Small Used Cars Are a Tough Sell as Gas Remains Cheap

| September 22, 2009

Even with all the hype over small vehicles, many used-car buyers are gravitating toward the think-big mentality that characterized the auto market a few years ago.

Pre-owned small vehicles have taken the most significant hits in resale value on the market according to Kelley Blue Book. KBB reports that even the once much-desired, diminutive Smart ForTwo is struggling.

"It's part of a larger trend that's been happening all year," explained KBB senior market analyst Alec Gutierrez. "Some of the weakest segments are subcompact, compact and hybrids."

The downward trend in part reflects the fact that fuel prices have remained fairly stable and cheap. One gallon of regular gas sold for an average of $2.55 in the United States last Thursday, which indicates a decrease of eight cents from $2.63 one month ago and $3.86 one year ago according to AAA.

The trend also underscores the fact that Americans might not be so eager to accept the smaller new cars mandated by the federal government if their prices are higher than those of larger vehicles.

Last Tuesday, the Obama administration proposed mandating an industry average fuel economy of 35.5 mpg for new vehicles by 2016, a target that will result in additional small vehicles with pricier technology.

The prices of trucks and SUVs dropped so dramatically when gas prices exploded that these vehicles are now in high demand because of their bargain status, even as their prices recover.

"We do see big stuff moving," explains Steve Bussjaeger, the owner of the Star SuperCenter used car dealership in Glendale, California. "They got cheap. ... People are more price conscious than gas (price) conscious."

Adesa, a wholesale car auction house, reports that truck prices dropped 18 percent from August 2007 to August 2008. Ever since, they have gone up by 23 percent.

Compact vehicles, on the other hand, did just the opposite, increasing in value by an average of 17 percent from August 2007 to August 2008 and declining by 15 percent since that point. "Everything did a flip-flop," concludes Adesa's chief economist, Tom Kontos.

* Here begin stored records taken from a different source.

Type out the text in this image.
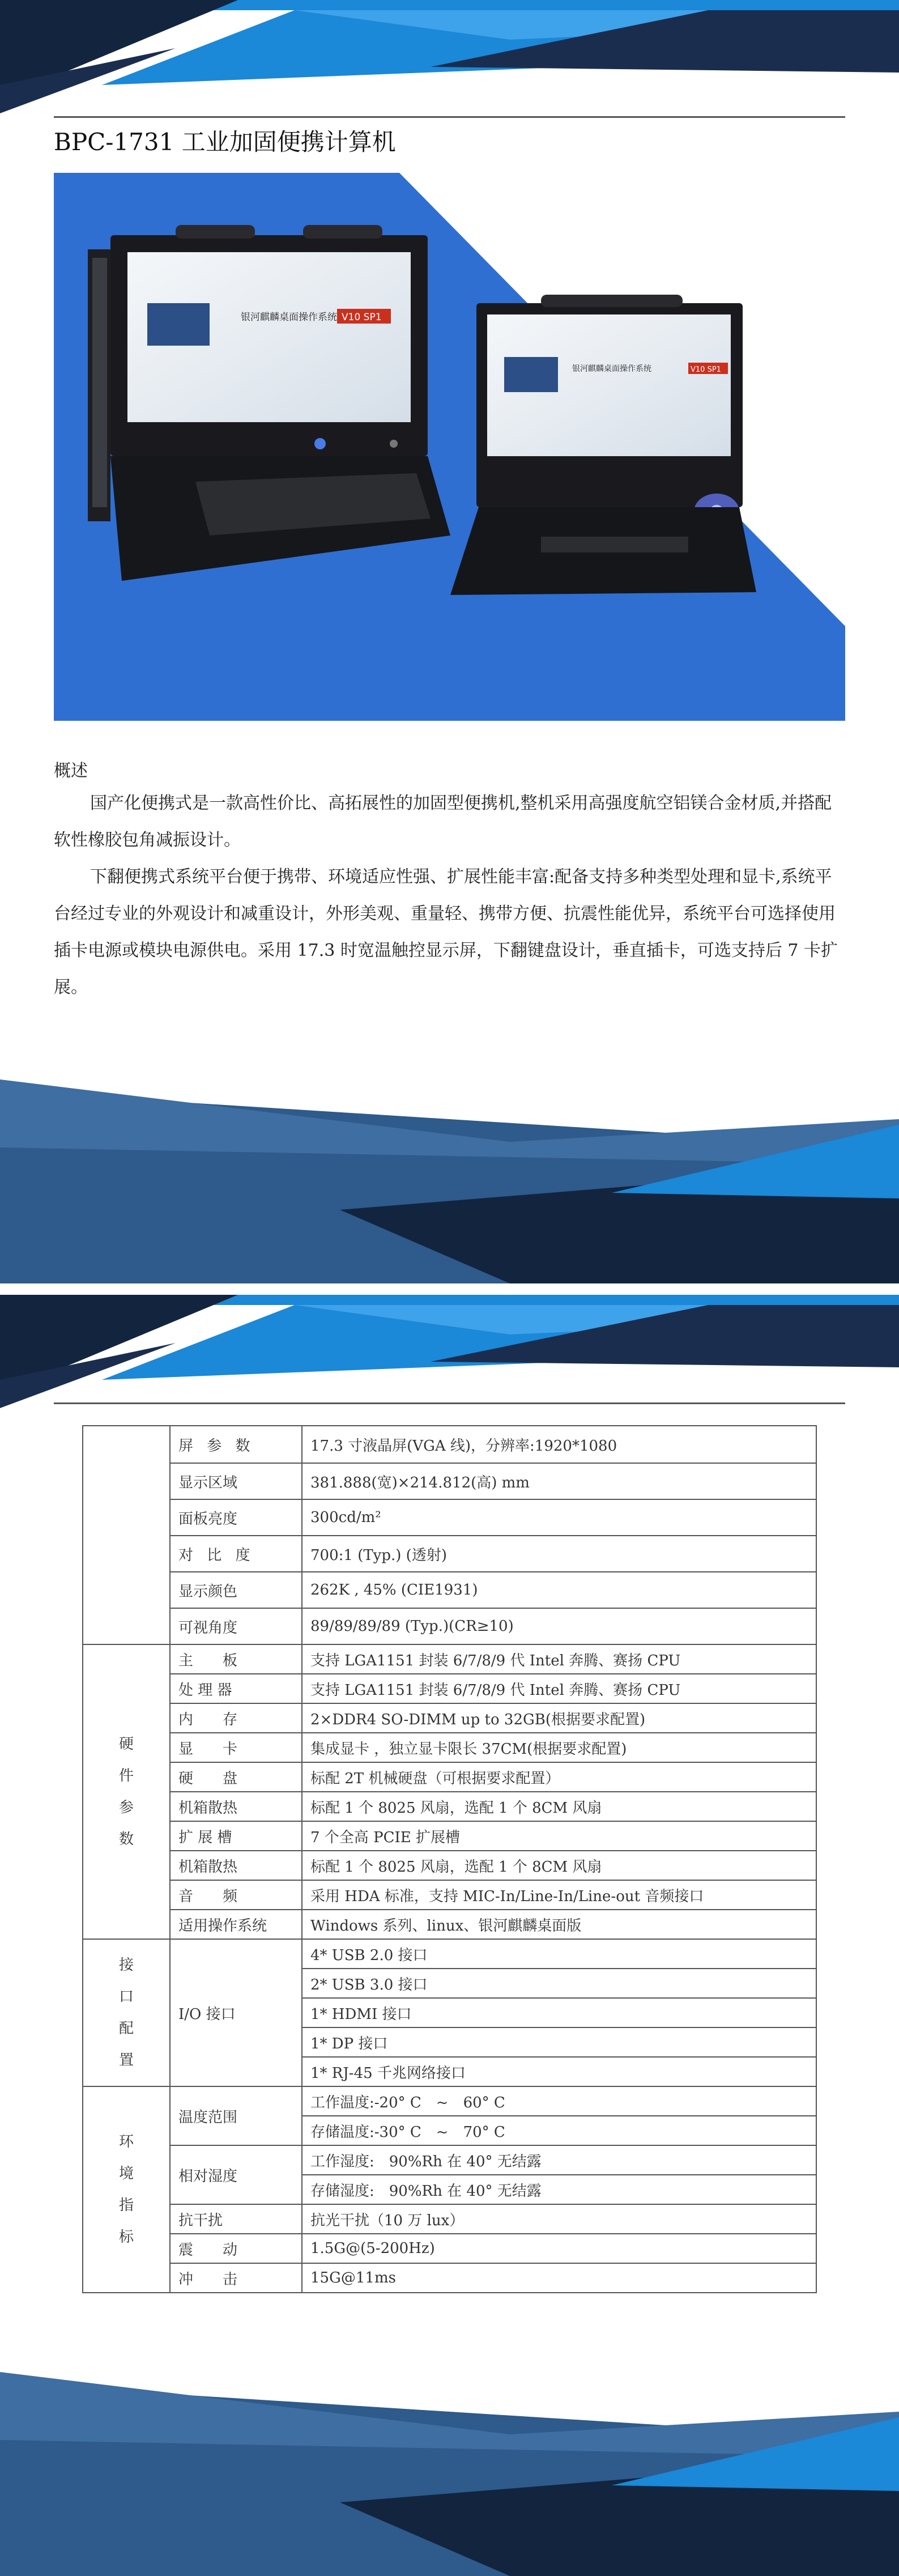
BPC-1731 工业加固便携计算机
银河麒麟桌面操作系统 V10 SP1
银河麒麟桌面操作系统	V10 SP1
概述
国产化便携式是一款高性价比、高拓展性的加固型便携机,整机采用高强度航空铝镁合金材质,并搭配软性橡胶包角减振设计。
下翻便携式系统平台便于携带、环境适应性强、扩展性能丰富:配备支持多种类型处理和显卡,系统平台经过专业的外观设计和减重设计，外形美观、重量轻、携带方便、抗震性能优异，系统平台可选择使用插卡电源或模块电源供电。采用 17.3 时宽温触控显示屏，下翻键盘设计，垂直插卡，可选支持后 7 卡扩展。
	屏 参 数	17.3 寸液晶屏(VGA 线)，分辨率:1920*1080
	显示区域	381.888(宽)×214.812(高) mm
	面板亮度	300cd/m²
	对 比 度	700:1 (Typ.) (透射)
	显示颜色	262K , 45% (CIE1931)
	可视角度	89/89/89/89 (Typ.)(CR≥10)

硬件参数	主　　板	支持 LGA1151 封装 6/7/8/9 代 Intel 奔腾、赛扬 CPU
	处 理 器	支持 LGA1151 封装 6/7/8/9 代 Intel 奔腾、赛扬 CPU
	内　　存	2×DDR4 SO-DIMM up to 32GB(根据要求配置)
	显　　卡	集成显卡 ，独立显卡限长 37CM(根据要求配置)
	硬　　盘	标配 2T 机械硬盘（可根据要求配置）
	机箱散热	标配 1 个 8025 风扇，选配 1 个 8CM 风扇
	扩 展 槽	7 个全高 PCIE 扩展槽
	机箱散热	标配 1 个 8025 风扇，选配 1 个 8CM 风扇
	音　　频	采用 HDA 标准，支持 MIC-In/Line-In/Line-out 音频接口
	适用操作系统	Windows 系列、linux、银河麒麟桌面版

接口配置	I/O 接口	4* USB 2.0 接口
		2* USB 3.0 接口
		1* HDMI 接口
		1* DP 接口
		1* RJ-45 千兆网络接口

环境指标	温度范围	工作温度:-20° C　~　60° C
		存储温度:-30° C　~　70° C
	相对湿度	工作湿度:　90%Rh 在 40° 无结露
		存储湿度:　90%Rh 在 40° 无结露
	抗干扰	抗光干扰（10 万 lux）
	震　　动	1.5G@(5-200Hz)
	冲　　击	15G@11ms
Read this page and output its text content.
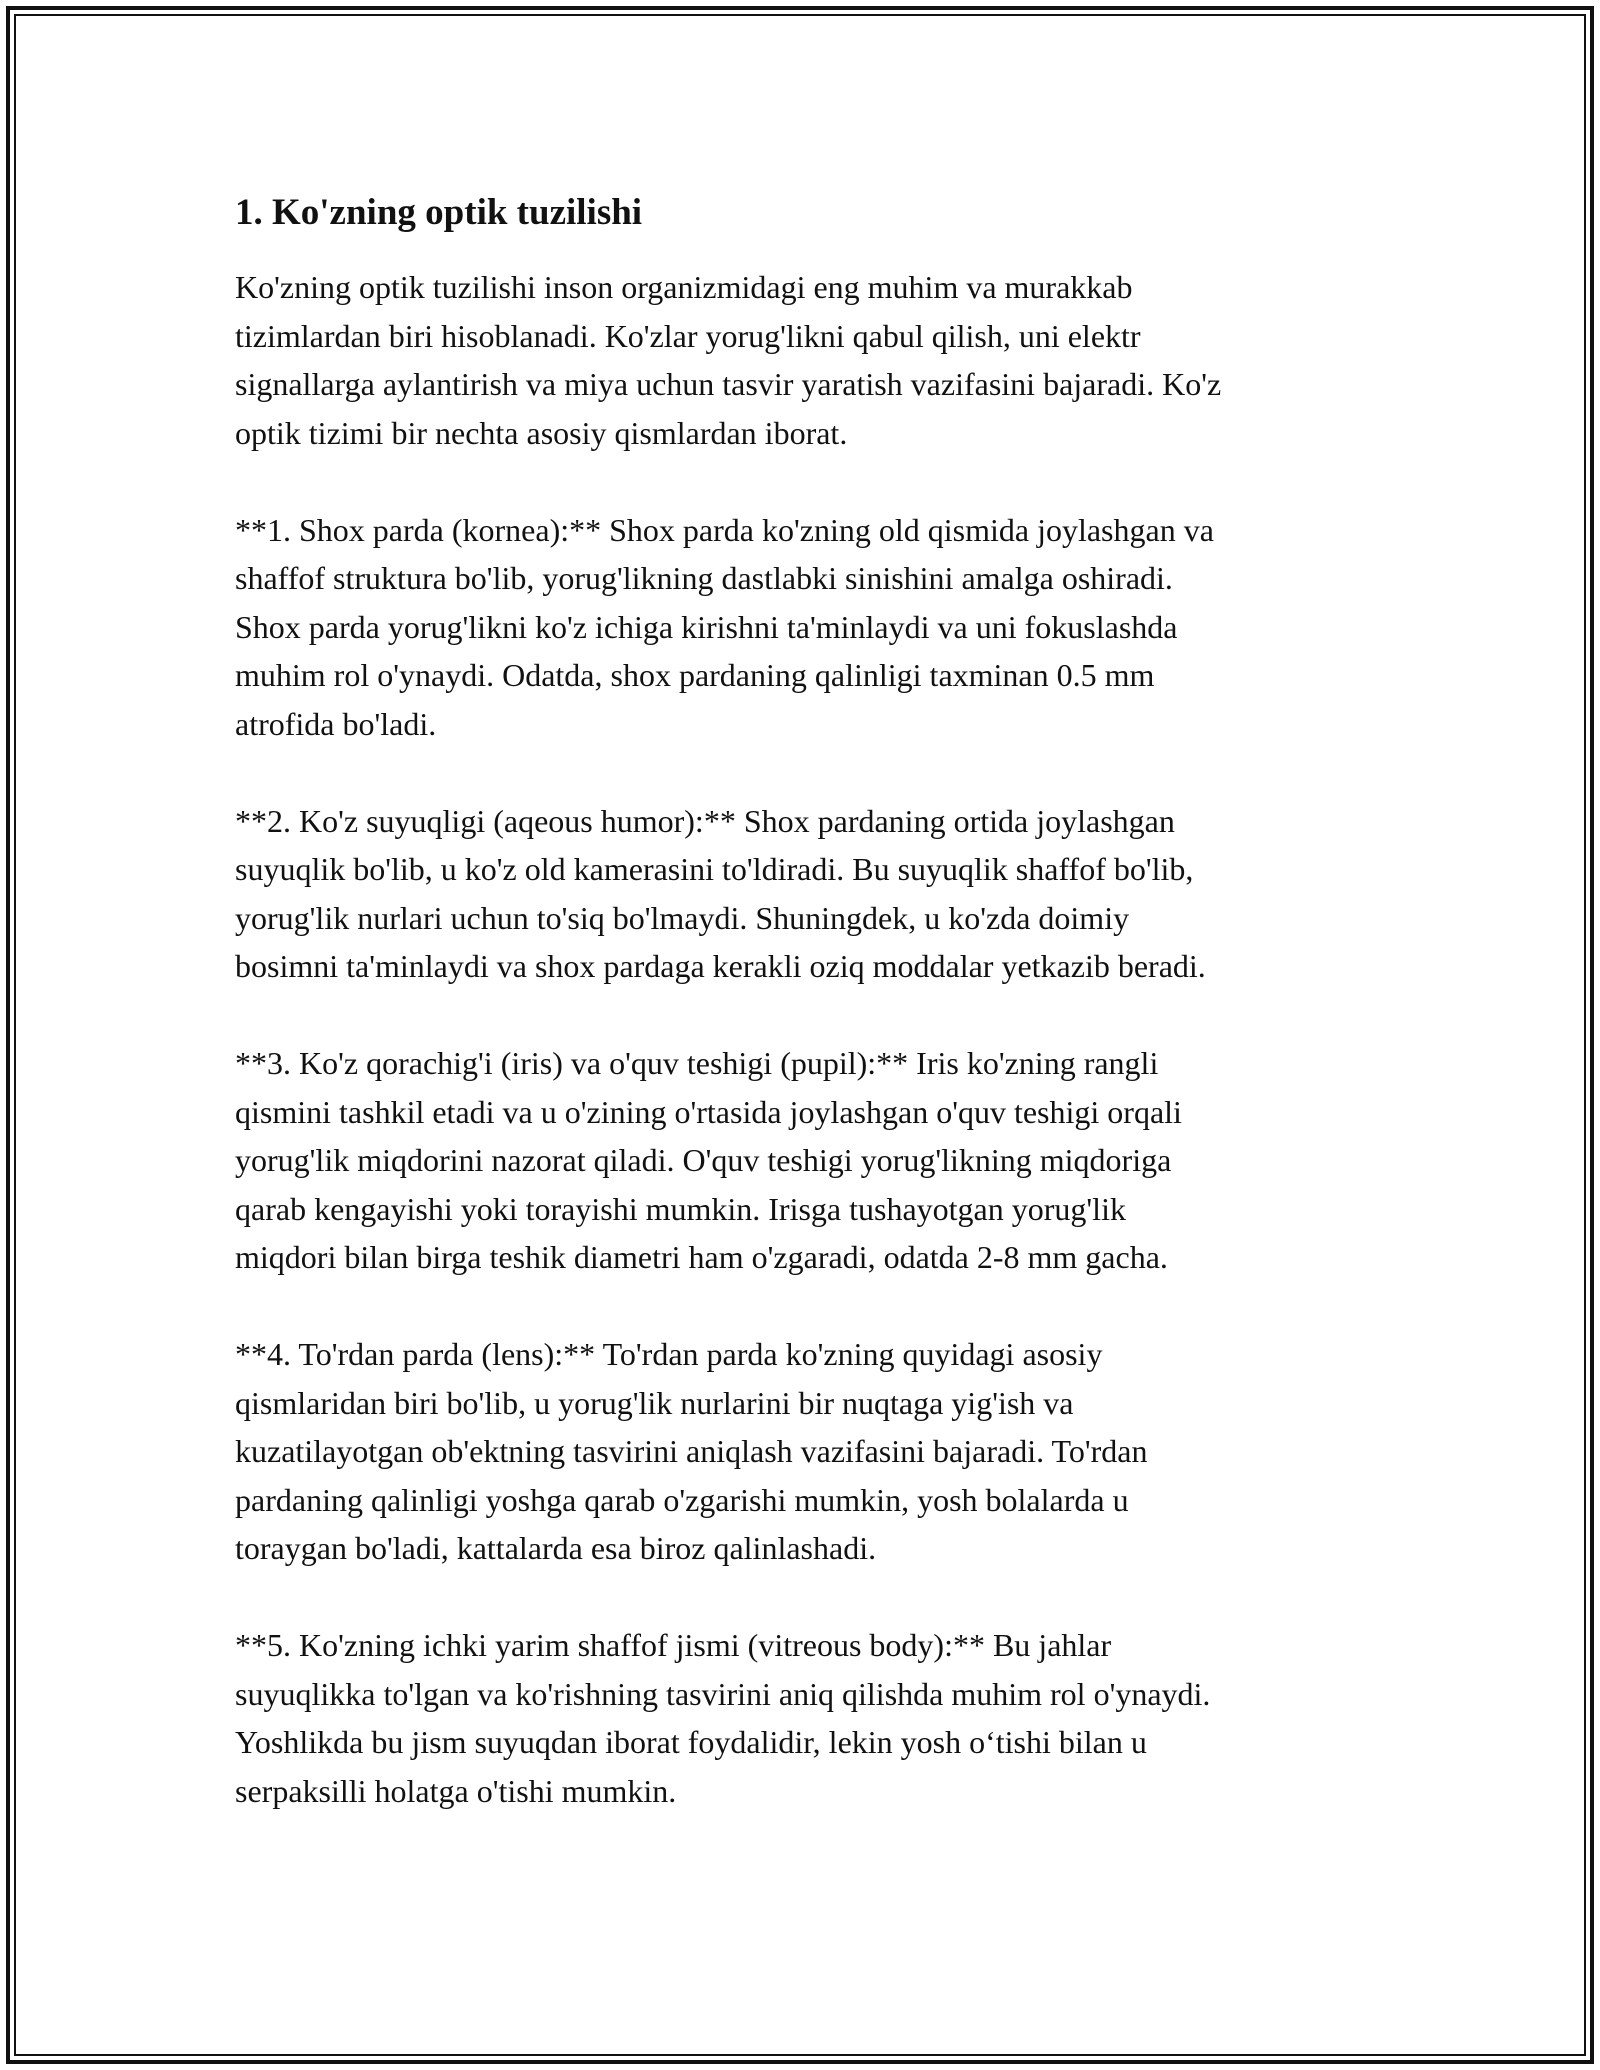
1. Ko'zning optik tuzilishi

Ko'zning optik tuzilishi inson organizmidagi eng muhim va murakkab
tizimlardan biri hisoblanadi. Ko'zlar yorug'likni qabul qilish, uni elektr
signallarga aylantirish va miya uchun tasvir yaratish vazifasini bajaradi. Ko'z
optik tizimi bir nechta asosiy qismlardan iborat.

**1. Shox parda (kornea):** Shox parda ko'zning old qismida joylashgan va
shaffof struktura bo'lib, yorug'likning dastlabki sinishini amalga oshiradi.
Shox parda yorug'likni ko'z ichiga kirishni ta'minlaydi va uni fokuslashda
muhim rol o'ynaydi. Odatda, shox pardaning qalinligi taxminan 0.5 mm
atrofida bo'ladi.

**2. Ko'z suyuqligi (aqeous humor):** Shox pardaning ortida joylashgan
suyuqlik bo'lib, u ko'z old kamerasini to'ldiradi. Bu suyuqlik shaffof bo'lib,
yorug'lik nurlari uchun to'siq bo'lmaydi. Shuningdek, u ko'zda doimiy
bosimni ta'minlaydi va shox pardaga kerakli oziq moddalar yetkazib beradi.

**3. Ko'z qorachig'i (iris) va o'quv teshigi (pupil):** Iris ko'zning rangli
qismini tashkil etadi va u o'zining o'rtasida joylashgan o'quv teshigi orqali
yorug'lik miqdorini nazorat qiladi. O'quv teshigi yorug'likning miqdoriga
qarab kengayishi yoki torayishi mumkin. Irisga tushayotgan yorug'lik
miqdori bilan birga teshik diametri ham o'zgaradi, odatda 2-8 mm gacha.

**4. To'rdan parda (lens):** To'rdan parda ko'zning quyidagi asosiy
qismlaridan biri bo'lib, u yorug'lik nurlarini bir nuqtaga yig'ish va
kuzatilayotgan ob'ektning tasvirini aniqlash vazifasini bajaradi. To'rdan
pardaning qalinligi yoshga qarab o'zgarishi mumkin, yosh bolalarda u
toraygan bo'ladi, kattalarda esa biroz qalinlashadi.

**5. Ko'zning ichki yarim shaffof jismi (vitreous body):** Bu jahlar
suyuqlikka to'lgan va ko'rishning tasvirini aniq qilishda muhim rol o'ynaydi.
Yoshlikda bu jism suyuqdan iborat foydalidir, lekin yosh o‘tishi bilan u
serpaksilli holatga o'tishi mumkin.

The lilliputian Smart ForTwo vehicle declined in value by 3.9 percent from July to August of 2009. Mr. Gutierrez adds, however, that the long-term depreciation of the Smart car is fairly modest, with most vehicles keeping 85 percent of their value since the manufacturer started delivering them one year ago.

"The entire industry has suffered this year. ... The small-car segment has been affected by this as well," explains Ken Kettenbeil, Smart USA spokesman. "However, we know that in time both situations will change. For this, and many other reasons, the trend will transition toward smaller vehicles."